Reaching Nkongsomba, I was filthy and sweaty and immediately went to shower thanks to the kind hospitality the Nkongsomba cluster shows. After showering, those I left a few days before, I again met up with, and we went to the bar to begin birthday celebrations (again). I wanted a chill night and other than the rowdy crowd for the first hour, the five of us just sat and chatted while I retold the stories of the past couple days. Around 5PM Bridget arrived to her new home, although she still did not have a house, for her yet, the 5 of us picked her up from the bus station and dropped her stuff of at the main house. We went back to the bar for some “chop” (dinner) where I received a call from my mom and grandma on my real birth- day! After talking to my mom and grandma, the now six of us headed to Katie’s house to stay the night. I was worn out and was ready for a good night’s rest but then out of nowhere Katie came out with a cupcake and began singing happy birthday. This took me completely off guard, was a great surprise, and made my birthday come full circle.

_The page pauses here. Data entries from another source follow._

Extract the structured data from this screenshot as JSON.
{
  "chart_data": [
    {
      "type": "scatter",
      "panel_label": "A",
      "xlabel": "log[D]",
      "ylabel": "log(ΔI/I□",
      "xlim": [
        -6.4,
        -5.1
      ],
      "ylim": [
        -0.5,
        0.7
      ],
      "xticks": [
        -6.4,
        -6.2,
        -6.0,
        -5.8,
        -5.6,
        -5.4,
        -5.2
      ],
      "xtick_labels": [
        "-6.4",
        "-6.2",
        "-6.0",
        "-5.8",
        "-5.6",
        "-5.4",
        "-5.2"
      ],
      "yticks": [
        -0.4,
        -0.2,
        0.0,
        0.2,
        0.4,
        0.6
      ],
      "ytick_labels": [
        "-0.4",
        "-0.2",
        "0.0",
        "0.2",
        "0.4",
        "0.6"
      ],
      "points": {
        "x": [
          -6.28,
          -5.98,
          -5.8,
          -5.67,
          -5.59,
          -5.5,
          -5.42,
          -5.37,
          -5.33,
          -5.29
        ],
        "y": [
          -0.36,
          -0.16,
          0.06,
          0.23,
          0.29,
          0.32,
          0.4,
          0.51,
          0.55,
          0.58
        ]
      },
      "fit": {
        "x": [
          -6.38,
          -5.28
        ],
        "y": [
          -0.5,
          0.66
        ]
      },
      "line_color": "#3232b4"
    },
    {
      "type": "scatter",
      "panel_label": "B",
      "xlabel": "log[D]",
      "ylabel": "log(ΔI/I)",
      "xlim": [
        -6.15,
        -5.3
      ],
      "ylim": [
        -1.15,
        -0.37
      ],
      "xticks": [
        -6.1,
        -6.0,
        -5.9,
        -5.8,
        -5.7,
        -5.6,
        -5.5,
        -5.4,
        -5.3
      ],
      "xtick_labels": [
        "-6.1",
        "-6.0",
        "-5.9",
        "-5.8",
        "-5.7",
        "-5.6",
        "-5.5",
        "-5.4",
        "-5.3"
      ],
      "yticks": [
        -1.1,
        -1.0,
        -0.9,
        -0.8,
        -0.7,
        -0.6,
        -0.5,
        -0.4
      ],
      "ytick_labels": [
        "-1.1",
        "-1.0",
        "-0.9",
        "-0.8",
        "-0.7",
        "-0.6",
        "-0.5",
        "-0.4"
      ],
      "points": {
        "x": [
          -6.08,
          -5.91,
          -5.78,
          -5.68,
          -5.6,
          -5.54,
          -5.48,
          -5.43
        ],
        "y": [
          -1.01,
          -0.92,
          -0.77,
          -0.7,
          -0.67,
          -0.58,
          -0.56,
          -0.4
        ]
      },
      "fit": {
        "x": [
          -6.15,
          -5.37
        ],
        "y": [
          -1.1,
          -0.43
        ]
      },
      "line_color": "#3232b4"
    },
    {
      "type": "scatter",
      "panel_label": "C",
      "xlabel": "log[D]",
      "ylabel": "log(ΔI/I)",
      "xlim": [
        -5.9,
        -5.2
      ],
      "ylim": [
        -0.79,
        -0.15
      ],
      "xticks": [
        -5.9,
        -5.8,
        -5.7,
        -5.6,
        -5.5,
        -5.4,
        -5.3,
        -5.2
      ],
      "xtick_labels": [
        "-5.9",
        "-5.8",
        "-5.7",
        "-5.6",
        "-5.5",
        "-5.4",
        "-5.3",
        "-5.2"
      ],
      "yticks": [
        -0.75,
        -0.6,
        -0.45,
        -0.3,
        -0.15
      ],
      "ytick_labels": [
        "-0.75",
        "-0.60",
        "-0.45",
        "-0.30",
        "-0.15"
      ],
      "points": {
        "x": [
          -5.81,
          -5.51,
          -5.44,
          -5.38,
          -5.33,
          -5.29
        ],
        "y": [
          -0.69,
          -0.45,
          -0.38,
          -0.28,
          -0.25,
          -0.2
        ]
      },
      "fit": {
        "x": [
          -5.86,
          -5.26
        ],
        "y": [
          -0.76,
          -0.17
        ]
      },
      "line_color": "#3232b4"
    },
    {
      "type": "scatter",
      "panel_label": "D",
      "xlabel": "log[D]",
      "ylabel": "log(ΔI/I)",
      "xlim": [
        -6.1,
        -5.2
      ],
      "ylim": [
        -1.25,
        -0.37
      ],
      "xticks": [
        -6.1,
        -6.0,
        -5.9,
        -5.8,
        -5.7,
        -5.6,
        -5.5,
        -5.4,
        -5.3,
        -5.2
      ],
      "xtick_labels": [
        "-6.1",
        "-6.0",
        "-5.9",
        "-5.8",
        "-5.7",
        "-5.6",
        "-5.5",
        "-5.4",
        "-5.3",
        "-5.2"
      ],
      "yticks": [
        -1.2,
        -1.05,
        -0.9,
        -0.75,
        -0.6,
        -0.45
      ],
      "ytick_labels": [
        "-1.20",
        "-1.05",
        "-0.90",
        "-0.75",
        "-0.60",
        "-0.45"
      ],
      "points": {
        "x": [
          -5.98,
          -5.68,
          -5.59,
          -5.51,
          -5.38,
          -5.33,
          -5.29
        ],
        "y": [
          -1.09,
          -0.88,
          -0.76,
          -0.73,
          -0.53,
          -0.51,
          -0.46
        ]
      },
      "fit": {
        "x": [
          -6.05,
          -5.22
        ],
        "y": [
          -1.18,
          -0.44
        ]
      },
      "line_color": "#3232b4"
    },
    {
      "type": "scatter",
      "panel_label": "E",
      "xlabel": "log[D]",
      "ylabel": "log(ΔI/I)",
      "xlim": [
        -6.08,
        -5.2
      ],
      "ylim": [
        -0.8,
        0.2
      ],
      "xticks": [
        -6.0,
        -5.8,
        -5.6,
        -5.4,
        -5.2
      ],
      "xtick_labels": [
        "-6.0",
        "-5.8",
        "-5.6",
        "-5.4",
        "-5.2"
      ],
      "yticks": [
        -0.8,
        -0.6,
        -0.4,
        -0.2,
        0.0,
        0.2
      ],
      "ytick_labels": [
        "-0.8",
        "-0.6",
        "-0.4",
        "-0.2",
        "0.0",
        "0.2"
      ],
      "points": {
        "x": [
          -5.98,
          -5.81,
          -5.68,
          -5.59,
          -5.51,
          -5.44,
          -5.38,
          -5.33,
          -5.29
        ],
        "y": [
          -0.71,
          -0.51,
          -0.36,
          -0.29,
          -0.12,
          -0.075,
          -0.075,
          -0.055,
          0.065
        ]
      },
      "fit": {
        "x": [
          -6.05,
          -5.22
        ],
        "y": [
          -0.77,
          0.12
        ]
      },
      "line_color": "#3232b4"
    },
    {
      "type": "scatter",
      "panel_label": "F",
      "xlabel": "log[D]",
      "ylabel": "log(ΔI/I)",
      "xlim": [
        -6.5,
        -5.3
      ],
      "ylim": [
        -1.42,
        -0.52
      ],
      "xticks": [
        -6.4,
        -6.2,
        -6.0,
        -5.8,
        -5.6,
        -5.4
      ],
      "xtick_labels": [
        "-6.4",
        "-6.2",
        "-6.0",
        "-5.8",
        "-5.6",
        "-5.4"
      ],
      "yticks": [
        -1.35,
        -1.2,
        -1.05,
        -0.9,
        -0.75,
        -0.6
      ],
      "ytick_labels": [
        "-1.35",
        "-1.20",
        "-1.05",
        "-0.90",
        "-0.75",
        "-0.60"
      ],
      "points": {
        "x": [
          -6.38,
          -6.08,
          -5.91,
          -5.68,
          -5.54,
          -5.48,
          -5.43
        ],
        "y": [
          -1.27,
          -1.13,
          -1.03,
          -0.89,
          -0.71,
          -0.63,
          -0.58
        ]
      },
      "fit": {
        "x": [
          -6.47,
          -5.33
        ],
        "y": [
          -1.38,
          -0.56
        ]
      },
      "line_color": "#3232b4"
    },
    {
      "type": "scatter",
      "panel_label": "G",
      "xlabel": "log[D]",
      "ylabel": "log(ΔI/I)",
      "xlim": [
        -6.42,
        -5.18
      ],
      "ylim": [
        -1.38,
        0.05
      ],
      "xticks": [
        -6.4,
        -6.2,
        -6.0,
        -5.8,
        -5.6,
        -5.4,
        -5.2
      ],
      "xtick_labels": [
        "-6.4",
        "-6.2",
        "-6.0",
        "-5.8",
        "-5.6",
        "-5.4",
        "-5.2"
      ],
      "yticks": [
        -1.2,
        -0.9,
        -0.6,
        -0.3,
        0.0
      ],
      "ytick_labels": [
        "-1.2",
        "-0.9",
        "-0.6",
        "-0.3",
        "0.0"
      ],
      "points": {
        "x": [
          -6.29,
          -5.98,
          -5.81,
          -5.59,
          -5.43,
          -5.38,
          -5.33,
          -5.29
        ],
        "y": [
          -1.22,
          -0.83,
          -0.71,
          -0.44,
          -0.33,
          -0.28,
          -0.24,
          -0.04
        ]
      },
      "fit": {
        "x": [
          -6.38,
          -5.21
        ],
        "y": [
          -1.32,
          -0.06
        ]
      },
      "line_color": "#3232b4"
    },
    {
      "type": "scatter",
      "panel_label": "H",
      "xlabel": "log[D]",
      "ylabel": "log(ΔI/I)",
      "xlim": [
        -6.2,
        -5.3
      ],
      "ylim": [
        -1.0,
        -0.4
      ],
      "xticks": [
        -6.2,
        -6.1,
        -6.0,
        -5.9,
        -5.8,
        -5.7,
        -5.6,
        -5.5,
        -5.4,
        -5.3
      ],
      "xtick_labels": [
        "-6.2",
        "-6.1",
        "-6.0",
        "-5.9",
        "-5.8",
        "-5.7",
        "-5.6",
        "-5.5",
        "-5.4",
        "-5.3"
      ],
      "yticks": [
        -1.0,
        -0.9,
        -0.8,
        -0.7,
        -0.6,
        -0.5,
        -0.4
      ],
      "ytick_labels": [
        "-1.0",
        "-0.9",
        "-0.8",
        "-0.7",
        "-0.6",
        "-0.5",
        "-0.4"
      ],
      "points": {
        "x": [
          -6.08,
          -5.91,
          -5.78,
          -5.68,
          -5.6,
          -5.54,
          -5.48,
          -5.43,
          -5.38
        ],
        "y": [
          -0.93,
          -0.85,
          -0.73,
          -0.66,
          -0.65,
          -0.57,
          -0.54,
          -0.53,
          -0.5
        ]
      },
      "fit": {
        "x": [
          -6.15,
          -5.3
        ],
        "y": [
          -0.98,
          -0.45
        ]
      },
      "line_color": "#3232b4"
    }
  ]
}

Being away from home, I did not know what to expect from my birthday, however, thanks to the Nkongsomba cluster, my birthday was a great couple of days. I did become a little homesick, but the hospitality and love I received from both Cameroonians and Americans in Africa shows how great humankind can be towards others. If only everyone tried to reach out and help others, the world be a peaceful place.
After this trip, I challenged myself to try to be as welcoming to villagers entering my home as the two Cameroonian households and the two American PCV’s were to me on my birthday. So next time there is a guest at your door, I challenge you to greet him/her with open arms and a glass of nice cold water.
I wrote this on Memorial Day and I want to thank all our military men and women, active and inactive, fallen and wounded for their service to keep our country safe. They have allowed and given me amazing opportunities, I will take full advantage of the freedoms their sacrifices have given and the best 23 years a man could ask for. Until I post again~ be well and enjoy the beauty and people around you!